Expose your babies in the womb to classical music and other forms of auditory stimulation, we sometimes hear people say to pregnant women. Yet a new study by researchers from University of Florida (UF) claims a mom’s voice is all that babies really need to hear.
The researchers enlisted 32 pregnant women aged 18 to 39 years old and who are in their 28th week of conception with their first child. Sixty-eight percent of the pregnant women were of white race, 28 percent were of black ethnicity and four percent were from another ethnicity or race.
The pregnant women were asked to recite a nursery rhyme three times daily for six weeks to their babies, starting on their 28th week or third trimester of pregnancy.
The testing also involved a fetal heart rate monitor to record the heart rate of the babies and find out if there are any changes along the way.
The same set rhyme recited by the mothers were also spoken and recorded by a female stranger, and then played to babies who were part of the experimental group. The control group, meanwhile, listened to the female stranger’s recording of a different rhyme. The two activities were meant to identify if the fetus simply responded to the voice of its mother or to a familiar speech pattern.
Results of the study show that babies in wombs already start to react to the rhythm of the nursery rhyme on the 34th week of conception and imply the capability to remember the set rhyme until a little before birth, thus indicating proof of learning.
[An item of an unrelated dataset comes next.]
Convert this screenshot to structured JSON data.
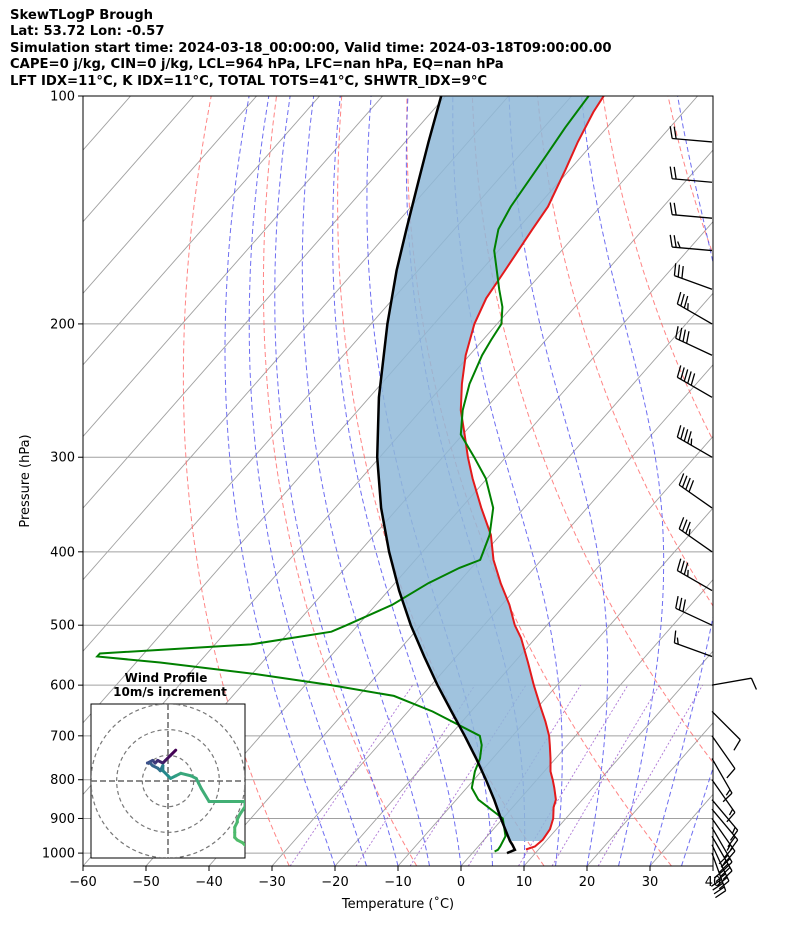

“The mother’s voice is the predominant source of sensory stimulation in the developing fetus,” says Charlene Krueger, a nursing researcher and associate professor at UF’s College of Nursing, in a statement.
Krueger adds that the research highlights the sophistication of the fetus in its third trimester and signifies that the voice of a mother helps in developing “early learning and memory capabilities,” which could affect how people would care for and stimulate a preterm infant.
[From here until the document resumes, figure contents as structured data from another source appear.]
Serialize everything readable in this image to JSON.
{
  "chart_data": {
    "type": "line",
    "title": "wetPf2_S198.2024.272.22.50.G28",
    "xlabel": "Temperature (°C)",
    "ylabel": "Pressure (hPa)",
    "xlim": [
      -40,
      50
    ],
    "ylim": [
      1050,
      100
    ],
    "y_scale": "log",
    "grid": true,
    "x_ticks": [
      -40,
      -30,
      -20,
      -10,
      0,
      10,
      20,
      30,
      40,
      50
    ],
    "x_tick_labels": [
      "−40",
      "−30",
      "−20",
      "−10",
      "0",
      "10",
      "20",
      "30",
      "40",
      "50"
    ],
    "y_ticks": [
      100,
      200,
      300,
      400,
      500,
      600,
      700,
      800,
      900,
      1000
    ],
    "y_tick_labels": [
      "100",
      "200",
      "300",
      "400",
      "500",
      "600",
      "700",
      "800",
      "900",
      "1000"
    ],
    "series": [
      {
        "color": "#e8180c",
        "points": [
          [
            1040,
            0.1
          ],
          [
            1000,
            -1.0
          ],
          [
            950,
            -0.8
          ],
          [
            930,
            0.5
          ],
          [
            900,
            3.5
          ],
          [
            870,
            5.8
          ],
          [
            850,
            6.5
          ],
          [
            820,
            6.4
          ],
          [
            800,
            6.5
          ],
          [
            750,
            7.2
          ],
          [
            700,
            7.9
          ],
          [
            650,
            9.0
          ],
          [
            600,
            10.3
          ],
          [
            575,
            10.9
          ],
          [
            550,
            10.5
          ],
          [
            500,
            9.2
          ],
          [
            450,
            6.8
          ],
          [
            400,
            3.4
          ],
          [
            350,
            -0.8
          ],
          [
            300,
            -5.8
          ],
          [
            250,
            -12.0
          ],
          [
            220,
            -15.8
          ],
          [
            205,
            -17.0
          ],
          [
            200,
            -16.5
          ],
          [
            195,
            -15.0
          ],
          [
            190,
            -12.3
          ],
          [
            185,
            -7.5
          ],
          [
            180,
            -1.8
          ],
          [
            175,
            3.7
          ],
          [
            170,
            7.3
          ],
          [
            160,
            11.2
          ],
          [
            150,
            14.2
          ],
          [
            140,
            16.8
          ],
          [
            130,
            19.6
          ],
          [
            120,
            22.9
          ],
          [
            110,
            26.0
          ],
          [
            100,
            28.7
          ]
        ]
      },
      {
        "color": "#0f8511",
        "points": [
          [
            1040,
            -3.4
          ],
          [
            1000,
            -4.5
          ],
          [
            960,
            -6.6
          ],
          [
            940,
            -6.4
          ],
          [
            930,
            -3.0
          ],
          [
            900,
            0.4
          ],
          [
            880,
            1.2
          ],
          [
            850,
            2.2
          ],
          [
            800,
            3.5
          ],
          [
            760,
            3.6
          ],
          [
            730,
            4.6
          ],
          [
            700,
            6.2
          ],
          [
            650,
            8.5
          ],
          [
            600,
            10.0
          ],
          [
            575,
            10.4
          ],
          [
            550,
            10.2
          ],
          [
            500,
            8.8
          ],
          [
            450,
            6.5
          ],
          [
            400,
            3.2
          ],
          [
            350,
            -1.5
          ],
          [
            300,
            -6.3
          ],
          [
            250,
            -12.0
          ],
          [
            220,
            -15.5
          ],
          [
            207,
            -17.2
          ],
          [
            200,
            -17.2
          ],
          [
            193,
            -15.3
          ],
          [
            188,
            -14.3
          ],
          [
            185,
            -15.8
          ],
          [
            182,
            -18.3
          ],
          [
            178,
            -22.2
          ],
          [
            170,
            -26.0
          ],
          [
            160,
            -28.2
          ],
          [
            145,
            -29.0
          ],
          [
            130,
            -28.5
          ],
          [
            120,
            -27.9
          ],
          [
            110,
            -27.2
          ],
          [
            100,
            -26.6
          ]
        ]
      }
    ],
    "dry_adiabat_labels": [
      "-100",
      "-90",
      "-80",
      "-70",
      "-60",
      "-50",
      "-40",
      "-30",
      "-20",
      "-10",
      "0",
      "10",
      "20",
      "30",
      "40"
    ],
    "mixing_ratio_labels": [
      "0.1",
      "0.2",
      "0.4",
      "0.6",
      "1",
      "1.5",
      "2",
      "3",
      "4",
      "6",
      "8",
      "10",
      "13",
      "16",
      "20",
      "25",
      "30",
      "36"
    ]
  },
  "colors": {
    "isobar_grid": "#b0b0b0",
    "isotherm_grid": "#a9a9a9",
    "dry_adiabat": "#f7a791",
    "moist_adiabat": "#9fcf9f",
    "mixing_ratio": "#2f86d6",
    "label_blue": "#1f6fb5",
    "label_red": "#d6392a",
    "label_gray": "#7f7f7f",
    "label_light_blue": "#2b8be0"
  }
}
“This study helped us understand more about how early a fetus could learn a passage of speech and whether the passage could be remembered weeks later even without daily exposure to it,” says Krueger.
Krueger, however, admits there’s a need for further research to completely understand the effects of ongoing development to memory and learning of babies.
The Infant Behavior and Development journal published the said study of Krueger and her research team.